Obserwatorzy

czwartek, 18 grudnia 2014

czarne siabada

Dzisiejszy post zatytułuję: "Siabada, siabada CZARNE fa, Ty i ja". O tak, będę Was mydlić mydełkiem, ale obiecuję, że oczu Wam nie zamydlę ;) Przed wami ciekawy kosmetyk, który pochodzi z asortymentu sklepu EtnoBazar.


MYDŁO Z CZARNUSZKI

Czarne mydło zrobione z 100 % naturalnych składników. Dobroczynne działanie na każdego typu skórę a w szczególności na skórę wybitnie wrażliwą. Mydło na bazie olejku z czarnuszki - oleju Nigelle.

Olej Nigelle jest wyciskany z bardzo małych czarnych ziarenek astrów o białych kwiatach. Olej z czarnuszki zawiera kwasy tłuszczowe nienasycone i poly-nienasycone, wit. E i A oraz sole mineralne.


Witamina E -
jest tzw. witaminą młodości - dobrze wnika w skórę oraz odżywia ją, poprawia miękkość i elastyczność naskórka, działa nawilżająco.

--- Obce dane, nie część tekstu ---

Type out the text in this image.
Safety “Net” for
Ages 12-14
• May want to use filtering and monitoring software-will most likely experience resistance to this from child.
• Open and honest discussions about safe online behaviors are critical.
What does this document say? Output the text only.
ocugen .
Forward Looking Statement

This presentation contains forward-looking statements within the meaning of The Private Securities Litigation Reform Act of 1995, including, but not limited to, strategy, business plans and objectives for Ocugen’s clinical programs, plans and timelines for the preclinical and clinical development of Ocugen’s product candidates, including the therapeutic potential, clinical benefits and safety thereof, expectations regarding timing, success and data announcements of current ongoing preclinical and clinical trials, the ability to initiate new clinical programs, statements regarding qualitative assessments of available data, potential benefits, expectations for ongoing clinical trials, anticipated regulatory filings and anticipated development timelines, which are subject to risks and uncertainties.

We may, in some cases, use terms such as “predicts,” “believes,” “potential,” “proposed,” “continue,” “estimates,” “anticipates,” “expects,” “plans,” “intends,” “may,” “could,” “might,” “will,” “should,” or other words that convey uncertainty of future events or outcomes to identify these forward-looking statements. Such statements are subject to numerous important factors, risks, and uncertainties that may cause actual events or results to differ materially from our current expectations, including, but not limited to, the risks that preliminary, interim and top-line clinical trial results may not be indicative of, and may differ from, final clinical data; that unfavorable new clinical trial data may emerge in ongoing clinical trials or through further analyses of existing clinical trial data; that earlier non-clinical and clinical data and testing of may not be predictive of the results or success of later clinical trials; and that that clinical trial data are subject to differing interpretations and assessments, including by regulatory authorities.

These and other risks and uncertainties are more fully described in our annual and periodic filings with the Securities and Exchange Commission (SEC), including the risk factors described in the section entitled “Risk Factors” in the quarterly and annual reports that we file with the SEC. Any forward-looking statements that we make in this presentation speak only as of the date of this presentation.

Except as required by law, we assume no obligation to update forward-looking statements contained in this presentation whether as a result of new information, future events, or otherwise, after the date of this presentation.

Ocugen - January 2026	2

Mydło działa leczniczo na: trądzik, wspomaga leczenie łuszczycy, grzybic, drobne pęknięcia skóry oraz działa regenerująco oraz eliminuje toksyny, 100% ekologiczny

  • Waga: 60 g

CENA: 12.90zł

DO KUPIENIA TUTAJ --->http://www.etnobazar.pl<--- 



MOJA OPINIA:
Uwielbiam wszelakie mydełka i stali czytelnicy z pewnością zauważyli, że często je recenzuję. Z przyjemnością poznaję nowe właściwości, które kryją pachnące kostki. Jednak nie miałam jeszcze do czynienia z czarnym mydłem. Przyznam się szczerze, że podczas pierwszego namydlenia twarzy, przestraszył mnie ten czarny kolor na mojej buzi, ale okazało się, że zmywa się świetnie - troszkę brudzi umywalkę, ale wystarczy spłukać wodą, aby pozbyć się osadu. Zapach w moim odczuciu jest 'ziemnisty', kojarzy mi się z węglem i ziemią. Mydełko jest zafoliowane, więc mamy pewność dotyczącą jego świeżości. Samo pudełko jest proste, z arabskimi napisami i wielbłądem, który może wprowadzać konsumenta w błąd (olej z czarnuszki nie pochodzi od wielbłądów :P ). Wykonanie mydełka jest w moim odczuciu niechlujne, ale może substancje ciężko poddają się wytłaczaniu...? Brakuje mi składu mydła, bo przecież producent obiecuje 100% naturalnych składników. Jeśli chodzi o działanie, to nie mam zarzutów - mydełko nawilża, ściąga, dogłębnie oczyszcza, odżywia skórę i zmiękcza. Spełnia moje oczekiwania. Mydła tego używam głównie do mycia twarzy - nie pojawiły się żadne podrażnienia ani uczulenia.Cena jest również zadowalająca.  Myślę, że jest to mydło warte uwagi, jego arabska egzotyczność zaintryguje nie jedną kobietę ;)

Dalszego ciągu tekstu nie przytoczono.